I first became good at running in grad school, where I was hanging on academically by the skin of my teeth at Virginia Tech. I was studying my hardest, and running just as hard, putting in 100+ mile weeks for months on end.
Many of my more exclusively athletic focused and more gifted running friends, in college, would put in harder workouts, but couldn’t achieve the volume or consistency that I was able to.
Since I was a math student amongst Phys’ Ed majors, my peers would ask how I could work so hard on my studies. To them math was a major effort.
But on the reverse side, many of my math friends put me to shame in their studies. Almost all in my class had a much better undergrad math curriculum than I did, most had more talent also. But only half the class made it to their second year.
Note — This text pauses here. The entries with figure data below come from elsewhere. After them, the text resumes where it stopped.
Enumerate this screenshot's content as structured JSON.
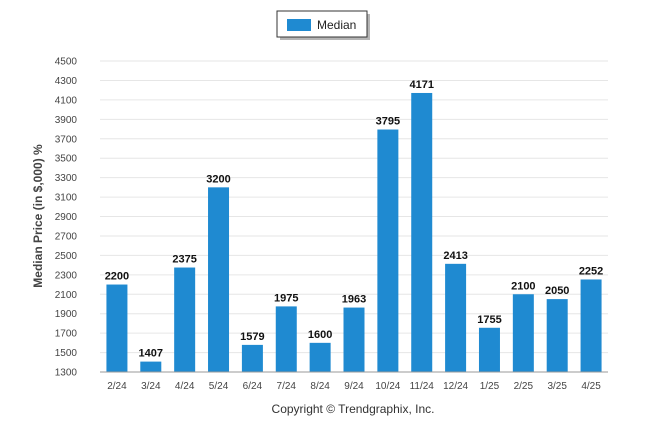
{
  "chart_data": {
    "type": "bar",
    "title": "",
    "xlabel": "",
    "ylabel": "Median Price (in $,000) %",
    "categories": [
      "2/24",
      "3/24",
      "4/24",
      "5/24",
      "6/24",
      "7/24",
      "8/24",
      "9/24",
      "10/24",
      "11/24",
      "12/24",
      "1/25",
      "2/25",
      "3/25",
      "4/25"
    ],
    "series": [
      {
        "name": "Median",
        "color": "#1f8ad1",
        "values": [
          2200,
          1407,
          2375,
          3200,
          1579,
          1975,
          1600,
          1963,
          3795,
          4171,
          2413,
          1755,
          2100,
          2050,
          2252
        ]
      }
    ],
    "ylim": [
      1300,
      4500
    ],
    "yticks": [
      1300,
      1500,
      1700,
      1900,
      2100,
      2300,
      2500,
      2700,
      2900,
      3100,
      3300,
      3500,
      3700,
      3900,
      4100,
      4300,
      4500
    ],
    "grid": true,
    "legend_position": "top-center",
    "data_labels": true
  },
  "footer": {
    "copyright": "Copyright © Trendgraphix, Inc."
  }
}
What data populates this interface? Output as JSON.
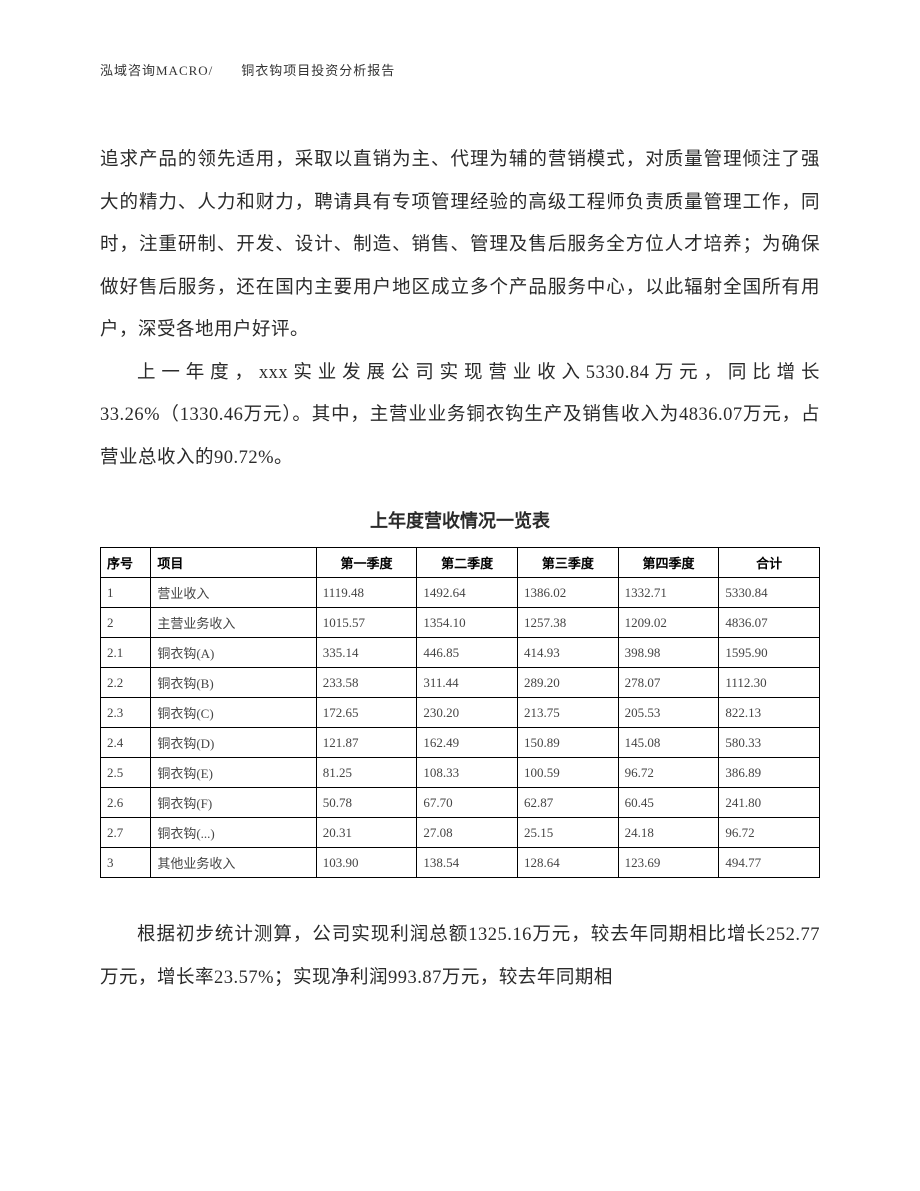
{
  "header": "泓域咨询MACRO/　　铜衣钩项目投资分析报告",
  "para1": "追求产品的领先适用，采取以直销为主、代理为辅的营销模式，对质量管理倾注了强大的精力、人力和财力，聘请具有专项管理经验的高级工程师负责质量管理工作，同时，注重研制、开发、设计、制造、销售、管理及售后服务全方位人才培养；为确保做好售后服务，还在国内主要用户地区成立多个产品服务中心，以此辐射全国所有用户，深受各地用户好评。",
  "para2": "上一年度，xxx实业发展公司实现营业收入5330.84万元，同比增长33.26%（1330.46万元）。其中，主营业业务铜衣钩生产及销售收入为4836.07万元，占营业总收入的90.72%。",
  "tableTitle": "上年度营收情况一览表",
  "table": {
    "columns": [
      "序号",
      "项目",
      "第一季度",
      "第二季度",
      "第三季度",
      "第四季度",
      "合计"
    ],
    "rows": [
      [
        "1",
        "营业收入",
        "1119.48",
        "1492.64",
        "1386.02",
        "1332.71",
        "5330.84"
      ],
      [
        "2",
        "主营业务收入",
        "1015.57",
        "1354.10",
        "1257.38",
        "1209.02",
        "4836.07"
      ],
      [
        "2.1",
        "铜衣钩(A)",
        "335.14",
        "446.85",
        "414.93",
        "398.98",
        "1595.90"
      ],
      [
        "2.2",
        "铜衣钩(B)",
        "233.58",
        "311.44",
        "289.20",
        "278.07",
        "1112.30"
      ],
      [
        "2.3",
        "铜衣钩(C)",
        "172.65",
        "230.20",
        "213.75",
        "205.53",
        "822.13"
      ],
      [
        "2.4",
        "铜衣钩(D)",
        "121.87",
        "162.49",
        "150.89",
        "145.08",
        "580.33"
      ],
      [
        "2.5",
        "铜衣钩(E)",
        "81.25",
        "108.33",
        "100.59",
        "96.72",
        "386.89"
      ],
      [
        "2.6",
        "铜衣钩(F)",
        "50.78",
        "67.70",
        "62.87",
        "60.45",
        "241.80"
      ],
      [
        "2.7",
        "铜衣钩(...)",
        "20.31",
        "27.08",
        "25.15",
        "24.18",
        "96.72"
      ],
      [
        "3",
        "其他业务收入",
        "103.90",
        "138.54",
        "128.64",
        "123.69",
        "494.77"
      ]
    ]
  },
  "para3": "根据初步统计测算，公司实现利润总额1325.16万元，较去年同期相比增长252.77万元，增长率23.57%；实现净利润993.87万元，较去年同期相"
}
Most, especially those that did not continue to their second year would rarely if ever put forth any physical effort. Many would ask how in the world I could run 100+ miles a week and study. Many of the professors were proud of my track accomplishments, proving by exception a math geek could excel in sports. A few Profs, however, would ridicule my dedication to running and use my borderline grades as evidence that I was not willing to put in the hard work and question my dedication to math and grad school.
There were of course even worse math professors, ones the university did not even trust near students, due to their social difficulties and their unbalanced mental state.
Those professors, however, that I admired once I got to know them did have some physically demanding hobby or pastime. The mental demands of their positions required many restful moments; they let their mind do nothing while their bodies worked hard. These professors not only related well with the students, in my opinion, their published works were much more interesting than the esoteric works, extremely complex but of trivial worth, of the more imbalanced professors .
As Mr. Sogi suggest the key to winning often is doing nothing. But the best of them have really mastered the art of defining what “nothing” is.
Nigel Davies comments:
Interesting post Russ. Coincidentally I'm currently thinking about these issues myself and am in the midst of a book by the interesting authoress, Chin-Ning Chu entited 'Do Less, Achieve More'. My sense is that our Western 'work ethic' often leads us to need to appear busy, even when activity is likely to be unproductive. And there would seem to be many applications of this same concept in all walks of life.
Michele Pezzutti responds:
"My sense is that our Western 'work ethic' often leads us to need to appear busy, even when activity is likely to be unproductive. "
I agree on your comment. However, some cultures are less prone to it, especially in the north of Europe. In a phase between two project I was managing, activity was quite low as we were completing tails of the old one and waiting for the new one to reach full speed. I did not feel at ease in this situation. But my manager at that time gave me the following advice: "Recover your energy during these periods because soon you'll need a lot of energy again". And he meant it.